Presto sarebbero arrivati in aeroporto.
Dopo
aver preso i bagagli, i ragazzi trovarono un pullman ad aspettarli. Era un
pullman gigantesco tutto per loro. Kagome era stanchissima, e si addormentò
appoggiata alla spalla del suo adorato Allen.
Lui,
nel breve tragitto che dovevano percorrere in pullman, osservò Kagome, che
dormiva sulla sua spalla. Come era bella quella ragazza… Era praticamente
perfetta. Ed aveva un bel carattere, era simpatica, dolce… Quel giorno
l’avevano passato interamente insieme, e lui non si era mai sentito così bene.
Arrivarono
all’albergo.
-
Kagome…
Svegliati… Siamo arrivati… - disse Allen, scuotendo dolcemente la ragazza.
-
Mh? Yawn! – sbadigliò
Kagome. Poi, guardando fuori i suoi occhi si spalancarono improvvisamente.

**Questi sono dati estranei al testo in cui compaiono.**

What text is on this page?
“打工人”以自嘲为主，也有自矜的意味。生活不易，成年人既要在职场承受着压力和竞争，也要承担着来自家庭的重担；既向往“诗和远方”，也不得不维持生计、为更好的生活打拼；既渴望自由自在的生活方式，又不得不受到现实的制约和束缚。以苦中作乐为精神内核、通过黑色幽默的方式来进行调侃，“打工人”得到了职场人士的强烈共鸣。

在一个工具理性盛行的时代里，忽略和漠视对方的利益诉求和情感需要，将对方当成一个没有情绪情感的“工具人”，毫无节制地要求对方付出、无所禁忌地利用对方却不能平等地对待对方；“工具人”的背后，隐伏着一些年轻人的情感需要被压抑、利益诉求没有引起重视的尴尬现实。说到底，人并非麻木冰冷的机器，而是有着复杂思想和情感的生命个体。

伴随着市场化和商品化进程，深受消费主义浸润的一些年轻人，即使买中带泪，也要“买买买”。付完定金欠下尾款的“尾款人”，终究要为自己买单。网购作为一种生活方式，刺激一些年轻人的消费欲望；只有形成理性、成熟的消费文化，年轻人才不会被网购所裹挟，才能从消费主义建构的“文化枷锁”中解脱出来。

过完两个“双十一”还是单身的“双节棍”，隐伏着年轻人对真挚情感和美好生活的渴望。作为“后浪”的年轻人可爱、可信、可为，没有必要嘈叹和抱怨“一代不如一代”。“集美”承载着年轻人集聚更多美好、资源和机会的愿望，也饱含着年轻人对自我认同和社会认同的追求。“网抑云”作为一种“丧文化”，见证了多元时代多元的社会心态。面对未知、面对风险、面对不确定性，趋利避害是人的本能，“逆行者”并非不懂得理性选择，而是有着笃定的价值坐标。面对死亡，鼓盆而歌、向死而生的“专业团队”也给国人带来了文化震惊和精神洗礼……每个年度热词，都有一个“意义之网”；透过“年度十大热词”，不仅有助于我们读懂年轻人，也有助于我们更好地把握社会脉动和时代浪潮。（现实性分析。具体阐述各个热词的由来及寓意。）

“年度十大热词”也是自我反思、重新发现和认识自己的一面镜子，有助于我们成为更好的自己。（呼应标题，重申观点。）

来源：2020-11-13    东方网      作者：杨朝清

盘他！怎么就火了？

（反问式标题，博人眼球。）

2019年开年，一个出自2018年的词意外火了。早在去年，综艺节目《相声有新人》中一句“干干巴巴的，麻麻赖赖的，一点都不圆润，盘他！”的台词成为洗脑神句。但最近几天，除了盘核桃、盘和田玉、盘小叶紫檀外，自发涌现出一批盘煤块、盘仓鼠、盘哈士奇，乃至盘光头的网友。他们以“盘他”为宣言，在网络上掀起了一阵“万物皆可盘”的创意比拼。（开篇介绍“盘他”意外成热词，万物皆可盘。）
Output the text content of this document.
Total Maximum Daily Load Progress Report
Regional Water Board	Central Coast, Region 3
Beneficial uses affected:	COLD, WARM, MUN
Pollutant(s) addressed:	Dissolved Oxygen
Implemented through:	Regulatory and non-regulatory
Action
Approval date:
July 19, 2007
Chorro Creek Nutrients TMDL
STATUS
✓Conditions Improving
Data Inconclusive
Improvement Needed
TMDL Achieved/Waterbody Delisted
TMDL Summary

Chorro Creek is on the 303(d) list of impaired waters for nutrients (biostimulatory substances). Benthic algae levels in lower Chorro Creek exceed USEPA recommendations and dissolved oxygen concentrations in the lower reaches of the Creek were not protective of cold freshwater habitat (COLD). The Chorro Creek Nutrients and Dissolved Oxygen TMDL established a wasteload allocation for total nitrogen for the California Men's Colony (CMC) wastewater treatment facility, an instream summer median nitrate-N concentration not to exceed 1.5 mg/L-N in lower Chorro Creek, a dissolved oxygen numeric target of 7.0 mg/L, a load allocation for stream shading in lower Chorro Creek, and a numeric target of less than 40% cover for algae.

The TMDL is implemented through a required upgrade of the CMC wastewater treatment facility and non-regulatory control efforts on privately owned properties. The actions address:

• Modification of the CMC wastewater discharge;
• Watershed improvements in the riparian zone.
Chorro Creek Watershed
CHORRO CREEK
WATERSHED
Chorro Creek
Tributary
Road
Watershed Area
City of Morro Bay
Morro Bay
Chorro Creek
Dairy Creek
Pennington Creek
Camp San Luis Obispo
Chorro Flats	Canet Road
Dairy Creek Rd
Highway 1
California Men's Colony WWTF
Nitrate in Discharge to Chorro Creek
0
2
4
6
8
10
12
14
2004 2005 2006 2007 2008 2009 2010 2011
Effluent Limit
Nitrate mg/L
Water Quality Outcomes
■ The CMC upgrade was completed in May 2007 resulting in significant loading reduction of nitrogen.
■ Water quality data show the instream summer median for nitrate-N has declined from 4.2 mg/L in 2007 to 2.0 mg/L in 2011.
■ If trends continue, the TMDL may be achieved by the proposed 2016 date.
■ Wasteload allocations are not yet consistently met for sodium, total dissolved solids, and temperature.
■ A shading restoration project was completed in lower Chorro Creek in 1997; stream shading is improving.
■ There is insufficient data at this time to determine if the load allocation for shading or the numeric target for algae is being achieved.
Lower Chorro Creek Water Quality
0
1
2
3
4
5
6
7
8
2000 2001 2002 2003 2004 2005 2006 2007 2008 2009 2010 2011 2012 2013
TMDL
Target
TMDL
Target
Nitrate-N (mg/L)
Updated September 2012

Erano davanti ad un albergo enorme, con un parco grande e curatissimo, e
davanti all’entrata vi era una bella ed ampia fontana.
-
Questo… È il
nostro albergo? – chiese lei, incredula.
-
Si… C’è
qualcosa che non va? – chiese lui, non capendo lo stupore della ragazza.
-
No, è che…
È fantastico! – disse lei.
Lentamente
scesero dal pullman, entrando così nella lussuosissima hall dell’albergo.
John
raccolse i documenti di ognuno e si occupò di farsi dare le chiavi delle
camere. Poi andò verso il gruppo ed iniziò a distribuirle.